Was ist Ihnen besonders wichtig gewesen?

Man muss unbedingt thematisieren, für wen man eine Stück über die Revolution macht. Und für wen deren Werte, also die Menschenrechte, nicht mehr gelten. Wer kann zum Beispiel die 30 Euro für unseren Theaterabend ausgeben?

Dann gibt es eine Diskrepanz zwischen dem Inhalt Ihrer Inszenierung und dem äußeren Rahmen.

Ja. Das ist die schizophrene Situation, in der wir uns sowieso befinden. Meine Zuschauer sollen mit vollem Bauch von den Schauspielern hören, dass die Hunger haben. Und daraus die Frage ableiten, ob es da vielleicht ein Unrecht gibt.

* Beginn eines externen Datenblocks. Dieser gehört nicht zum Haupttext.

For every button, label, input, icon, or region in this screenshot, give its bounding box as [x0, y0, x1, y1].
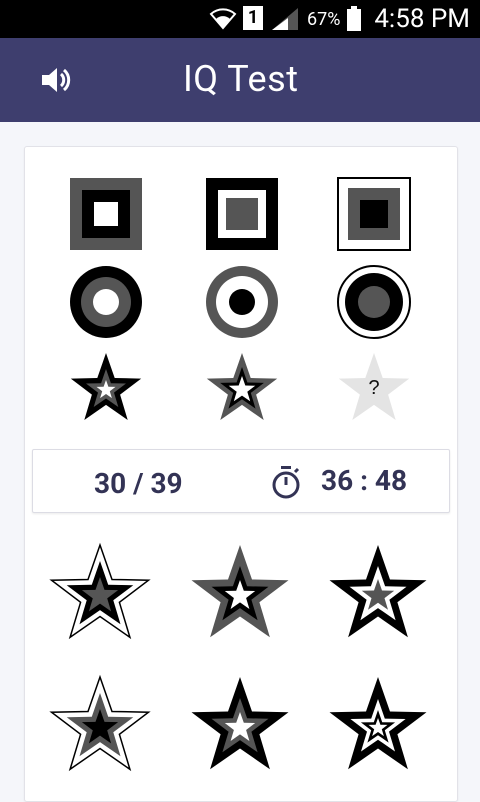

Hunger war ja der Auslöser der französischen Revolution. Mir geht es um die Frage: Wie antworten wir auf Hunger. Wie halten wirs mit sozialen Utopien? Das ist ja auch die Erfahrung meiner Generation: Wenn man 1968 mit vor den Werkstoren von Siemens stand, um zu agitieren, und keiner kam raus – dann stand man dumm da mit seinen Utopien. Dieses „abgegessene Gefühl“ ist die Ausgangsbasis der Inszenierung.